Sabtu 13 Apr 2019 22:16 WIB

Beda Ambisi Jokowi-Prabowo dalam Naikkan Rasio Pajak

Jokowi memilih menaikkan rasio pajak secara perlahan.

Rep: Sapto Andika Candra/ Red: Friska Yolanda
 Pasangan capres-cawapres nomor urut 01 Joko Widodo dan Ma'ruf Amin serta pasangan nomor urut 02 Prabowo Subianto dan Sandiaga Uno saat mengikuti debat kelima Pilpres 2019 di Hotel Sultan, Jakarta, Sabtu (13/4/2019).
Foto: Republika/Prayogi
Pasangan capres-cawapres nomor urut 01 Joko Widodo dan Ma'ruf Amin serta pasangan nomor urut 02 Prabowo Subianto dan Sandiaga Uno saat mengikuti debat kelima Pilpres 2019 di Hotel Sultan, Jakarta, Sabtu (13/4/2019).

REPUBLIKA.CO.ID, JAKARTA -- Debat pamungkas pemilihan presiden (pilpres) pada Sabtu (13/4) malam hari ini cukup hangat.
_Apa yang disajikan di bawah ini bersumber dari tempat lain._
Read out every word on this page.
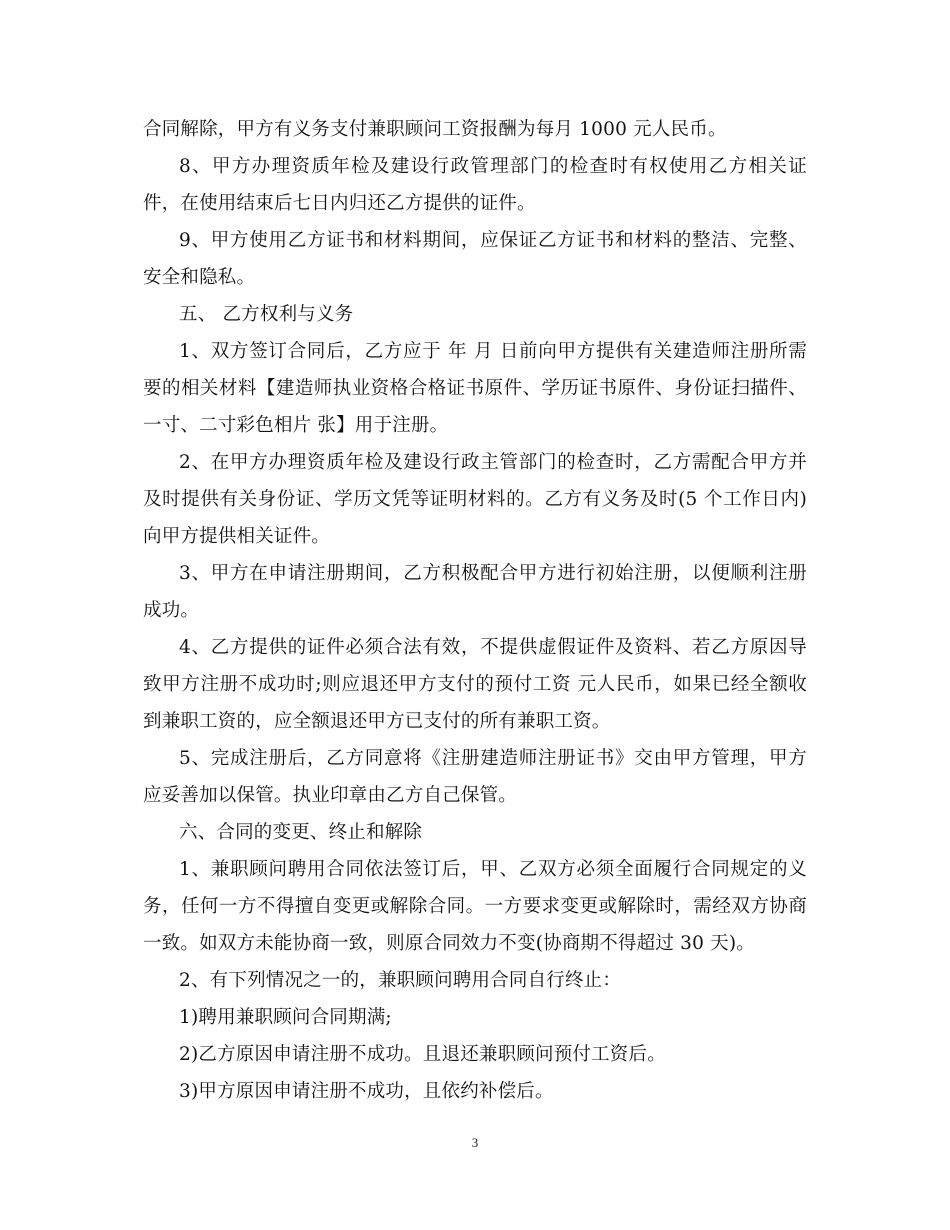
合同解除，甲方有义务支付兼职顾问工资报酬为每月 1000 元人民币。

8、甲方办理资质年检及建设行政管理部门的检查时有权使用乙方相关证件，在使用结束后七日内归还乙方提供的证件。

9、甲方使用乙方证书和材料期间，应保证乙方证书和材料的整洁、完整、安全和隐私。

五、 乙方权利与义务

1、双方签订合同后，乙方应于 年 月 日前向甲方提供有关建造师注册所需要的相关材料【建造师执业资格合格证书原件、学历证书原件、身份证扫描件、一寸、二寸彩色相片 张】用于注册。

2、在甲方办理资质年检及建设行政主管部门的检查时，乙方需配合甲方并及时提供有关身份证、学历文凭等证明材料的。乙方有义务及时(5 个工作日内)向甲方提供相关证件。

3、甲方在申请注册期间，乙方积极配合甲方进行初始注册，以便顺利注册成功。

4、乙方提供的证件必须合法有效，不提供虚假证件及资料、若乙方原因导致甲方注册不成功时;则应退还甲方支付的预付工资 元人民币，如果已经全额收到兼职工资的，应全额退还甲方已支付的所有兼职工资。

5、完成注册后，乙方同意将《注册建造师注册证书》交由甲方管理，甲方应妥善加以保管。执业印章由乙方自己保管。

六、合同的变更、终止和解除

1、兼职顾问聘用合同依法签订后，甲、乙双方必须全面履行合同规定的义务，任何一方不得擅自变更或解除合同。一方要求变更或解除时，需经双方协商一致。如双方未能协商一致，则原合同效力不变(协商期不得超过 30 天)。

2、有下列情况之一的，兼职顾问聘用合同自行终止：

1)聘用兼职顾问合同期满;

2)乙方原因申请注册不成功。且退还兼职顾问预付工资后。

3)甲方原因申请注册不成功，且依约补偿后。

3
Tak hanya soal keuangan konvensional saja, keuangan syariah termasuk pengelolaan zakat dan wakaf juga ikut dibahas dalam debat. Keduanya paslon diminta adu ide soal bagaimana menaikkan angka rasio pajak, zakat, dan wakaf. 
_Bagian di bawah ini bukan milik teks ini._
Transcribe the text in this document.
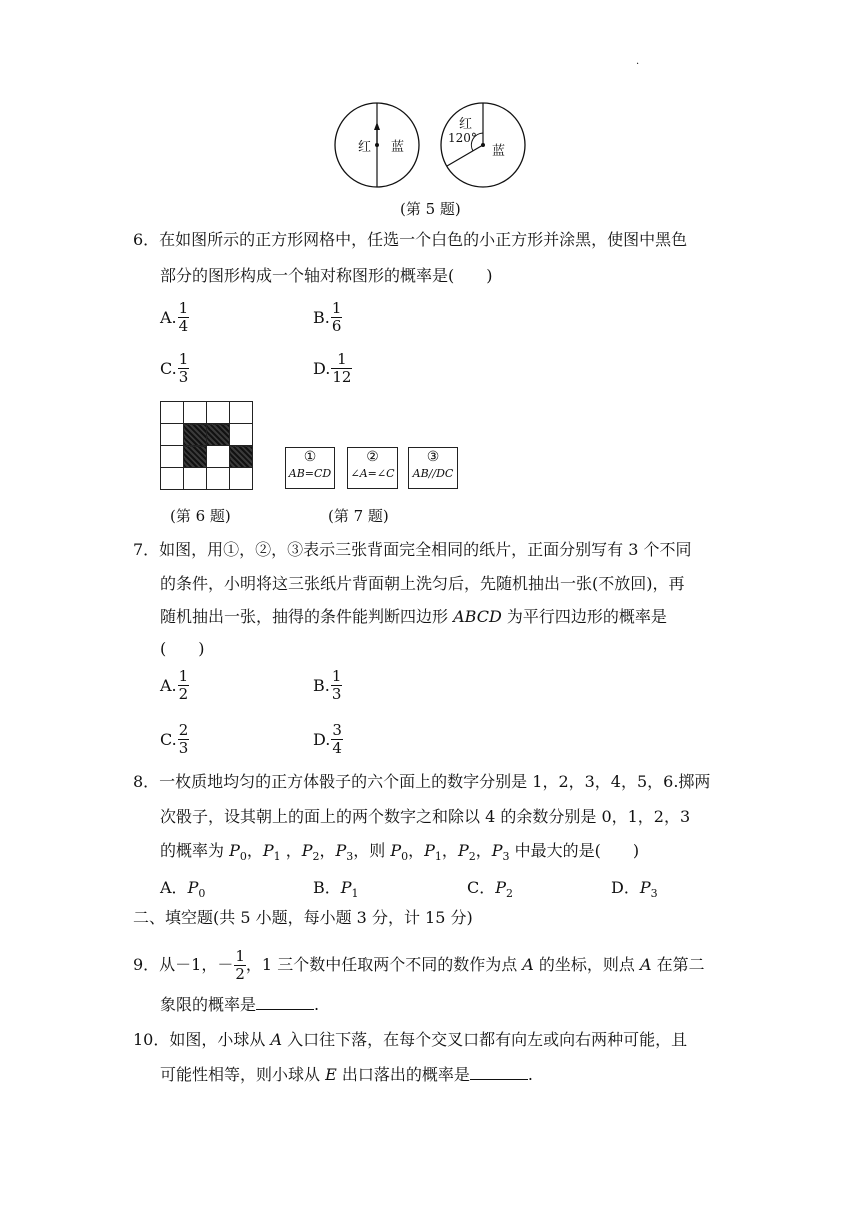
.
红 蓝
红
120°
蓝
(第 5 题)
6．在如图所示的正方形网格中，任选一个白色的小正方形并涂黑，使图中黑色
部分的图形构成一个轴对称图形的概率是(　　)
A. $\frac{1}{4}$	B. $\frac{1}{6}$
C. $\frac{1}{3}$	D. $\frac{1}{12}$

①
AB=CD
②
∠A=∠C
③
AB//DC
(第 6 题)	(第 7 题)
7．如图，用①，②，③表示三张背面完全相同的纸片，正面分别写有 3 个不同
的条件，小明将这三张纸片背面朝上洗匀后，先随机抽出一张(不放回)，再
随机抽出一张，抽得的条件能判断四边形 ABCD 为平行四边形的概率是
(　　)
A. $\frac{1}{2}$	B. $\frac{1}{3}$
C. $\frac{2}{3}$	D. $\frac{3}{4}$
8．一枚质地均匀的正方体骰子的六个面上的数字分别是 1，2，3，4，5，6.掷两
次骰子，设其朝上的面上的两个数字之和除以 4 的余数分别是 0，1，2，3
的概率为 $P_0$，$P_1$ ，$P_2$，$P_3$，则 $P_0$，$P_1$，$P_2$，$P_3$ 中最大的是(　　)
A．$P_0$	B．$P_1$	C．$P_2$	D．$P_3$
二、填空题(共 5 小题，每小题 3 分，计 15 分)
9．从－1，－ $\frac{1}{2}$ ，1 三个数中任取两个不同的数作为点 A 的坐标，则点 A 在第二
象限的概率是	.
10．如图，小球从 A 入口往下落，在每个交叉口都有向左或向右两种可能，且
可能性相等，则小球从 E 出口落出的概率是	.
Calon presiden (capres) nomor urut 02, Prabowo Subianto mendapat kesempatan pertama menjelaskan idenya. Prabowo memulai penjelasannya dengan mengungkap fakta bahwa ada sekitar Rp 2.000 triliun kekayaan Indonesia yang bocor, termasuk mengalir ke luar negeri. Seharusnya, menurut catatan Prabowo, setiap tahunnya Indonesia mendapat penerimaan termasuk dari pajak hingga Rp 4.000 trilun. Prabowo mengaku memperoleh data tersebut dari Komisi Pemberantasan Korupsi (KPK).

Baca Juga

Berkaca pada data tersebut, Prabowo berjanji untuk bisa mengembalikan lagi angka penerimaan negara bisa dikembalikan ke angka Rp 4.000 triliun seperti seharusnya. Demi mencapai target tersebut, sekaligus demi merealisasikan kenaikan rasio pajak hingga 16 persen, dari angka saat ini 10,3 persen, Prabowo mengandalkan pemanfaatan teknologi informasi dan transparansi dalam pengelolaan perpajakan. 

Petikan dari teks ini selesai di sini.